As a reviewer you’re responsible for improving safety, enforcing broadly agreed upon standards and should use the opportunity to teach and learn from your colleagues.
Code reviews have a few goals.
The #1 priority in a code review is to provide a layer of safety to protect things from breaking for your users.
🚔 Enforcement of broadly agreed upon standards
In the cases where there are broadly agreed upon standards that aren’t enforced by your test infrastructure we may need to enforce standards in reviews. Reviewers should never enforce standards that aren’t broadly agreed upon.
🧠 Education and context sharing
Nobody comes to a company already knowing the stack. Code reviews provide a chance for us to learn from each other.
Authors are required to get an approval from any colleague in order to merge code, but that doesn’t give reviewers a license to block reviews for just any reason.
❌ No stylistic preferences
Linters enforce style guidelines. Reviewers shouldn’t push their personal preferences in a blocking code review.
❌ No blocking tips
Offering tips for how things could be improved is great, but reviewers shouldn’t block PRs on nits.

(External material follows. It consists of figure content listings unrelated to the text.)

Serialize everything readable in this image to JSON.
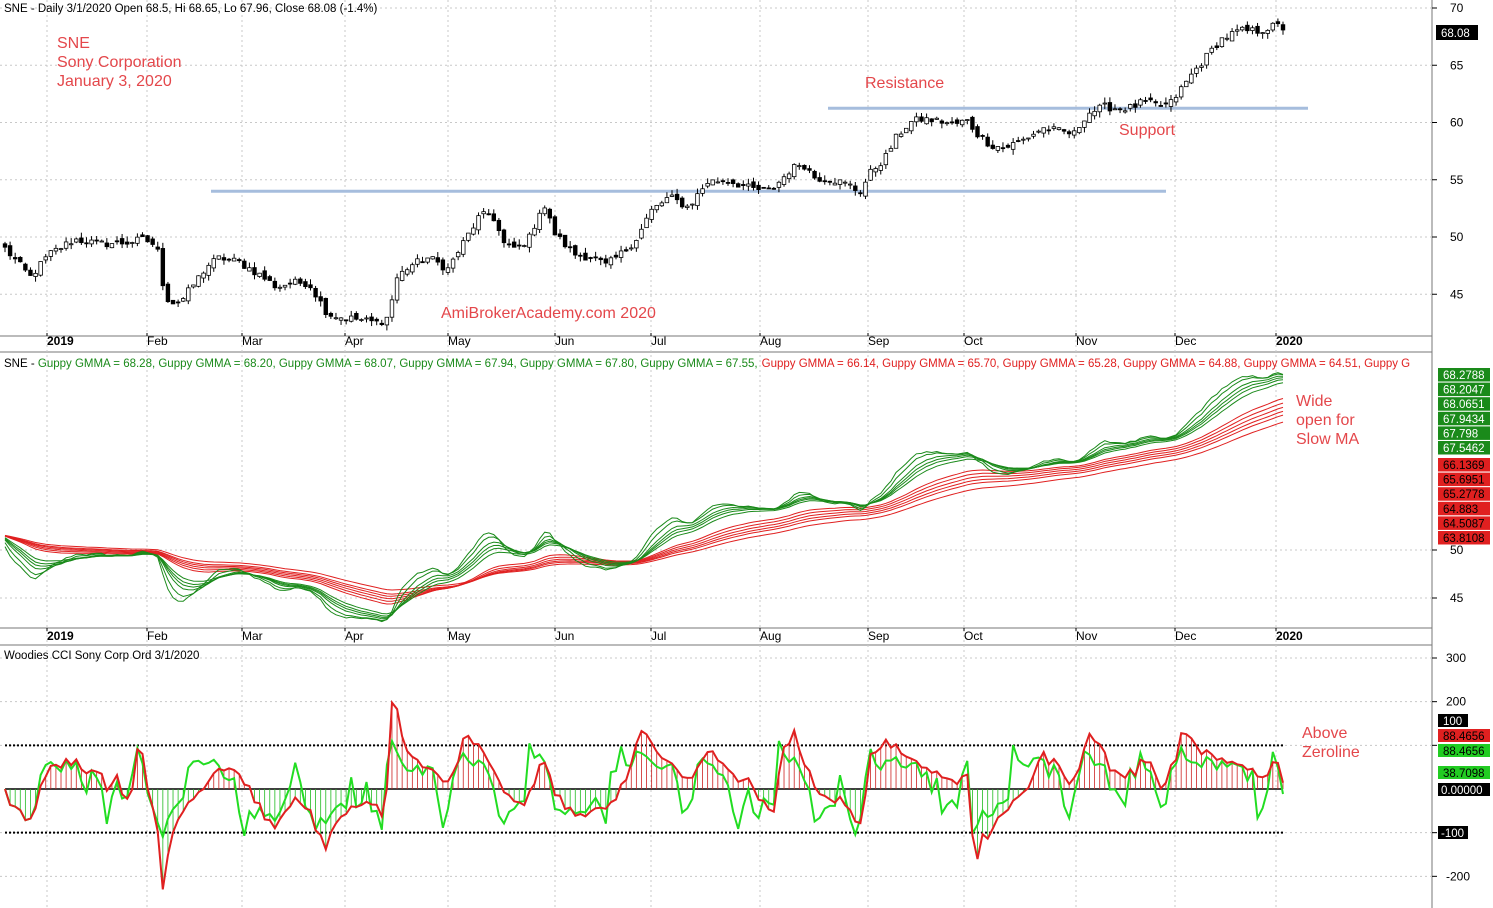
{
  "price_panel": {
    "header": "SNE - Daily 3/1/2020 Open 68.5, Hi 68.65, Lo 67.96, Close 68.08 (-1.4%)",
    "notes": [
      "SNE",
      "Sony Corporation",
      "January 3, 2020"
    ],
    "watermark": "AmiBroker​Academy.com 2020",
    "resistance_label": "Resistance",
    "support_label": "Support",
    "last_close_label": "68.08",
    "ticks": [
      "70",
      "65",
      "60",
      "55",
      "50",
      "45"
    ]
  },
  "gmma_panel": {
    "header_prefix": "SNE - ",
    "fast_label": "Guppy GMMA = 68.28, Guppy GMMA = 68.20, Guppy GMMA = 68.07, Guppy GMMA = 67.94, Guppy GMMA = 67.80, Guppy GMMA = 67.55,",
    "slow_label": "Guppy GMMA = 66.14, Guppy GMMA = 65.70, Guppy GMMA = 65.28, Guppy GMMA = 64.88, Guppy GMMA = 64.51, Guppy G",
    "note": [
      "Wide",
      "open for",
      "Slow MA"
    ],
    "ticks": [
      "50",
      "45"
    ],
    "fast_values": [
      "68.2788",
      "68.2047",
      "68.0651",
      "67.9434",
      "67.798",
      "67.5462"
    ],
    "slow_values": [
      "66.1369",
      "65.6951",
      "65.2778",
      "64.883",
      "64.5087",
      "63.8108"
    ]
  },
  "cci_panel": {
    "header": "Woodies CCI Sony Corp Ord 3/1/2020",
    "note": [
      "Above",
      "Zeroline"
    ],
    "ticks": [
      "300",
      "200",
      "100",
      "-100",
      "-200"
    ],
    "labels": {
      "upper": "100",
      "red": "88.4656",
      "green_cci": "88.4656",
      "turbo": "38.7098",
      "zero": "0.00000",
      "lower": "-100"
    }
  },
  "x_axis": {
    "months": [
      "2019",
      "Feb",
      "Mar",
      "Apr",
      "May",
      "Jun",
      "Jul",
      "Aug",
      "Sep",
      "Oct",
      "Nov",
      "Dec",
      "2020"
    ]
  },
  "colors": {
    "up": "#ffffff",
    "down": "#000000",
    "fast": "#1a8a1a",
    "slow": "#e02020",
    "cci": "#e02020",
    "turbo": "#22dd22",
    "hline": "#a6bddd",
    "note": "#e4474b"
  },
  "chart_data": [
    {
      "type": "candlestick",
      "title": "SNE - Daily 3/1/2020 Open 68.5, Hi 68.65, Lo 67.96, Close 68.08 (-1.4%)",
      "ylim": [
        41,
        71
      ],
      "x_months": [
        "2019",
        "Feb",
        "Mar",
        "Apr",
        "May",
        "Jun",
        "Jul",
        "Aug",
        "Sep",
        "Oct",
        "Nov",
        "Dec",
        "2020"
      ],
      "close_path": [
        [
          0,
          49
        ],
        [
          8,
          46.5
        ],
        [
          14,
          48.5
        ],
        [
          22,
          49.8
        ],
        [
          30,
          49.4
        ],
        [
          38,
          49.5
        ],
        [
          44,
          49.8
        ],
        [
          48,
          49.2
        ],
        [
          50,
          45.8
        ],
        [
          52,
          44.2
        ],
        [
          56,
          44.5
        ],
        [
          60,
          46
        ],
        [
          64,
          47.5
        ],
        [
          68,
          48.2
        ],
        [
          74,
          47.8
        ],
        [
          80,
          46.8
        ],
        [
          86,
          45.6
        ],
        [
          90,
          46
        ],
        [
          96,
          46
        ],
        [
          102,
          43.3
        ],
        [
          106,
          43
        ],
        [
          112,
          42.8
        ],
        [
          118,
          42.5
        ],
        [
          121,
          43
        ],
        [
          124,
          46.5
        ],
        [
          128,
          47.5
        ],
        [
          134,
          48.2
        ],
        [
          140,
          47.2
        ],
        [
          146,
          50
        ],
        [
          150,
          51.8
        ],
        [
          154,
          52
        ],
        [
          158,
          49.2
        ],
        [
          162,
          49
        ],
        [
          166,
          50
        ],
        [
          170,
          53
        ],
        [
          174,
          50.2
        ],
        [
          180,
          48.5
        ],
        [
          186,
          48.2
        ],
        [
          190,
          47.5
        ],
        [
          196,
          48.8
        ],
        [
          200,
          50
        ],
        [
          204,
          52.2
        ],
        [
          210,
          53.5
        ],
        [
          216,
          52.6
        ],
        [
          222,
          54.8
        ],
        [
          228,
          55
        ],
        [
          236,
          54.2
        ],
        [
          242,
          54
        ],
        [
          248,
          55.8
        ],
        [
          252,
          56.5
        ],
        [
          256,
          55.2
        ],
        [
          262,
          55
        ],
        [
          268,
          54.4
        ],
        [
          270,
          53.8
        ],
        [
          274,
          55.8
        ],
        [
          278,
          56.8
        ],
        [
          282,
          58.8
        ],
        [
          286,
          60
        ],
        [
          290,
          60.3
        ],
        [
          296,
          60.1
        ],
        [
          300,
          59.8
        ],
        [
          304,
          60.2
        ],
        [
          308,
          58.8
        ],
        [
          312,
          58
        ],
        [
          316,
          57.8
        ],
        [
          322,
          58.5
        ],
        [
          328,
          59.5
        ],
        [
          334,
          59.2
        ],
        [
          338,
          59
        ],
        [
          342,
          60.8
        ],
        [
          348,
          61.4
        ],
        [
          352,
          61.2
        ],
        [
          356,
          61.3
        ],
        [
          360,
          61.8
        ],
        [
          364,
          61.5
        ],
        [
          368,
          61.5
        ],
        [
          372,
          63
        ],
        [
          376,
          64.5
        ],
        [
          380,
          65.8
        ],
        [
          384,
          67.2
        ],
        [
          390,
          68
        ],
        [
          396,
          68
        ],
        [
          400,
          68.3
        ],
        [
          402,
          68.5
        ],
        [
          404,
          68.1
        ]
      ],
      "lines": {
        "support_resistance": [
          54,
          61.2
        ]
      },
      "last_close": 68.08
    },
    {
      "type": "line",
      "title": "SNE - Guppy GMMA",
      "ylim": [
        42,
        72
      ],
      "series": [
        {
          "name": "Guppy GMMA",
          "values": [
            68.28,
            68.2,
            68.07,
            67.94,
            67.8,
            67.55
          ]
        },
        {
          "name": "Guppy GMMA",
          "values": [
            66.14,
            65.7,
            65.28,
            64.88,
            64.51
          ]
        }
      ],
      "fast_last": [
        68.2788,
        68.2047,
        68.0651,
        67.9434,
        67.798,
        67.5462
      ],
      "slow_last": [
        66.1369,
        65.6951,
        65.2778,
        64.883,
        64.5087,
        63.8108
      ]
    },
    {
      "type": "line",
      "title": "Woodies CCI Sony Corp Ord 3/1/2020",
      "ylim": [
        -240,
        320
      ],
      "reference_lines": [
        100,
        0,
        -100
      ],
      "last_values": {
        "cci": 88.4656,
        "turbo": 38.7098
      }
    }
  ]
}
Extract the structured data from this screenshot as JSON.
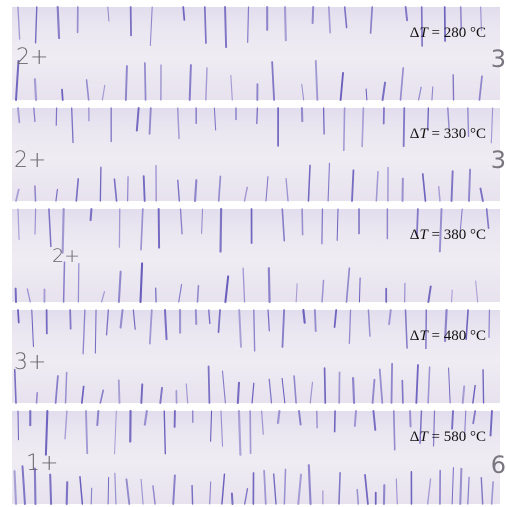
{
  "panels": [
    {
      "delta_symbol": "Δ",
      "var": "T",
      "value": "= 280 °C",
      "mark": "2+",
      "edge": "3"
    },
    {
      "delta_symbol": "Δ",
      "var": "T",
      "value": "= 330 °C",
      "mark": "2+",
      "edge": "3"
    },
    {
      "delta_symbol": "Δ",
      "var": "T",
      "value": "= 380 °C",
      "mark": "2+",
      "edge": ""
    },
    {
      "delta_symbol": "Δ",
      "var": "T",
      "value": "= 480 °C",
      "mark": "3+",
      "edge": ""
    },
    {
      "delta_symbol": "Δ",
      "var": "T",
      "value": "= 580 °C",
      "mark": "1+",
      "edge": "6"
    }
  ],
  "colors": {
    "crack": "#5b4fb6",
    "background": "#ece8f1"
  }
}
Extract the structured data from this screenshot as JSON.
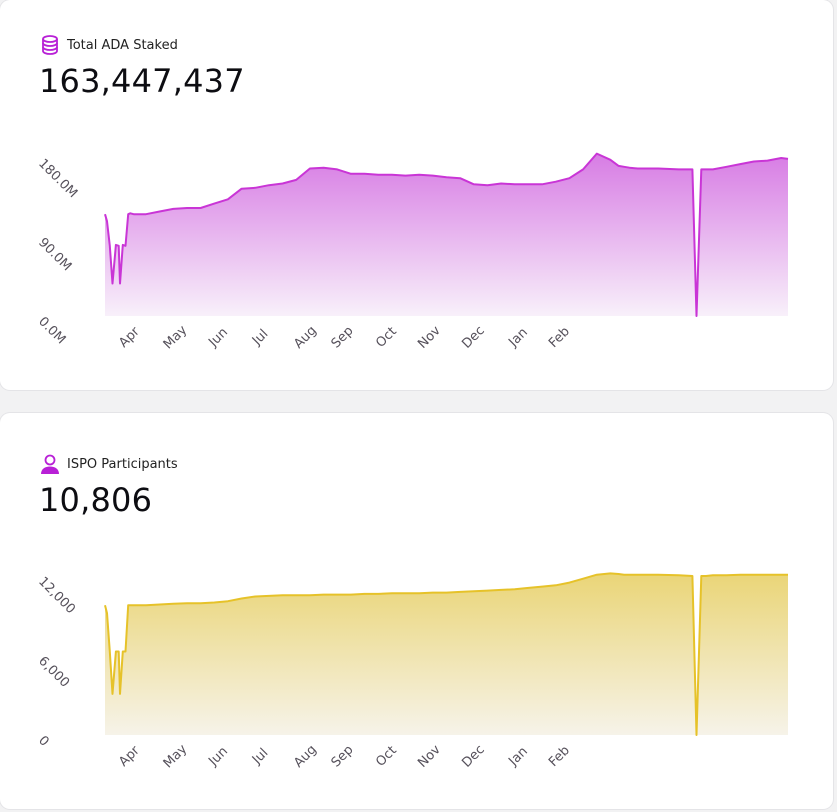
{
  "cards": {
    "staked": {
      "label": "Total ADA Staked",
      "value": "163,447,437",
      "icon": "coins-stack-icon",
      "color": "#c935d6"
    },
    "participants": {
      "label": "ISPO Participants",
      "value": "10,806",
      "icon": "user-icon",
      "color": "#e6c229"
    }
  },
  "chart_data": [
    {
      "type": "area",
      "title": "",
      "xlabel": "",
      "ylabel": "",
      "x_tick_labels": [
        "Apr",
        "May",
        "Jun",
        "Jul",
        "Aug",
        "Sep",
        "Oct",
        "Nov",
        "Dec",
        "Jan",
        "Feb"
      ],
      "y_tick_labels": [
        "0.0M",
        "90.0M",
        "180.0M"
      ],
      "ylim": [
        0,
        180000000
      ],
      "grid": false,
      "legend": "none",
      "x": [
        0,
        0.3,
        0.7,
        1.1,
        1.6,
        2.0,
        2.2,
        2.6,
        3.0,
        3.4,
        3.7,
        4.2,
        6,
        8,
        10,
        12,
        14,
        16,
        18,
        20,
        22,
        24,
        26,
        28,
        30,
        32,
        34,
        36,
        38,
        40,
        42,
        44,
        46,
        48,
        50,
        52,
        54,
        56,
        58,
        60,
        62,
        64,
        66,
        68,
        70,
        72,
        74,
        75.2,
        76,
        76.8,
        78,
        81,
        84,
        86,
        86.6,
        87.3,
        88,
        89,
        91,
        93,
        95,
        97,
        99,
        100
      ],
      "values": [
        116000000,
        108000000,
        80000000,
        37000000,
        81000000,
        80000000,
        37000000,
        81000000,
        80000000,
        116000000,
        117000000,
        116000000,
        116000000,
        119000000,
        122000000,
        123000000,
        123000000,
        128000000,
        133000000,
        145000000,
        146000000,
        149000000,
        151000000,
        155000000,
        168000000,
        169000000,
        167000000,
        162000000,
        162000000,
        161000000,
        161000000,
        160000000,
        161000000,
        160000000,
        158000000,
        157000000,
        150000000,
        149000000,
        151000000,
        150000000,
        150000000,
        150000000,
        153000000,
        157000000,
        167000000,
        185000000,
        178000000,
        171000000,
        170000000,
        169000000,
        168000000,
        168000000,
        167000000,
        167000000,
        0,
        167000000,
        167000000,
        167000000,
        170000000,
        173000000,
        176000000,
        177000000,
        180000000,
        179000000
      ]
    },
    {
      "type": "area",
      "title": "",
      "xlabel": "",
      "ylabel": "",
      "x_tick_labels": [
        "Apr",
        "May",
        "Jun",
        "Jul",
        "Aug",
        "Sep",
        "Oct",
        "Nov",
        "Dec",
        "Jan",
        "Feb"
      ],
      "y_tick_labels": [
        "0",
        "6,000",
        "12,000"
      ],
      "ylim": [
        0,
        12000
      ],
      "grid": false,
      "legend": "none",
      "x": [
        0,
        0.3,
        0.7,
        1.1,
        1.6,
        2.0,
        2.2,
        2.6,
        3.0,
        3.4,
        3.7,
        4.2,
        6,
        8,
        10,
        12,
        14,
        16,
        18,
        20,
        22,
        24,
        26,
        28,
        30,
        32,
        34,
        36,
        38,
        40,
        42,
        44,
        46,
        48,
        50,
        52,
        54,
        56,
        58,
        60,
        62,
        64,
        66,
        68,
        70,
        72,
        74,
        75.2,
        76,
        76.8,
        78,
        81,
        84,
        86,
        86.6,
        87.3,
        88,
        89,
        91,
        93,
        95,
        97,
        99,
        100
      ],
      "values": [
        9800,
        9200,
        6300,
        3100,
        6300,
        6300,
        3100,
        6300,
        6300,
        9800,
        9800,
        9800,
        9800,
        9850,
        9900,
        9950,
        9950,
        10000,
        10100,
        10300,
        10450,
        10500,
        10550,
        10550,
        10550,
        10600,
        10600,
        10600,
        10650,
        10650,
        10700,
        10700,
        10700,
        10750,
        10750,
        10800,
        10850,
        10900,
        10950,
        11000,
        11100,
        11200,
        11300,
        11500,
        11800,
        12100,
        12200,
        12150,
        12100,
        12100,
        12100,
        12100,
        12050,
        12000,
        0,
        12000,
        12000,
        12050,
        12050,
        12100,
        12100,
        12100,
        12100,
        12100
      ]
    }
  ]
}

✅Block unsafe or non-standard code
Only safety issues and broadly agreed upon standards that aren’t caught by the linter should block PRs.
The most important goal of a code review is to provide a layer of safety. The top priority of a reviewer is to look for risks that may have been missed. There are many known types of risks that folks will be looking for and many unknown risks that you’ll need to use your discretion to navigate.
🔐 Security and privacy
Any PR that introduces (or appears to introduce) a security or privacy issue should be blocked until the issue is resolved.
Reviewers should be on the lookout for bugs where the product might not behave as intended by the author or could otherwise cause issues for users, integrity of our data, etc..
🧨 Traps for other engineers
If a method is called
renameUser but it actually deletes the user we could expect future engineers to get confused and will be at risk of introducing bugs.
🕸 System failures
It’s not always easy to spot changes that could trigger cascading failures or instability of our systems. Reviewers should be on the lookout for how unexpected circumstances might impact the broader network.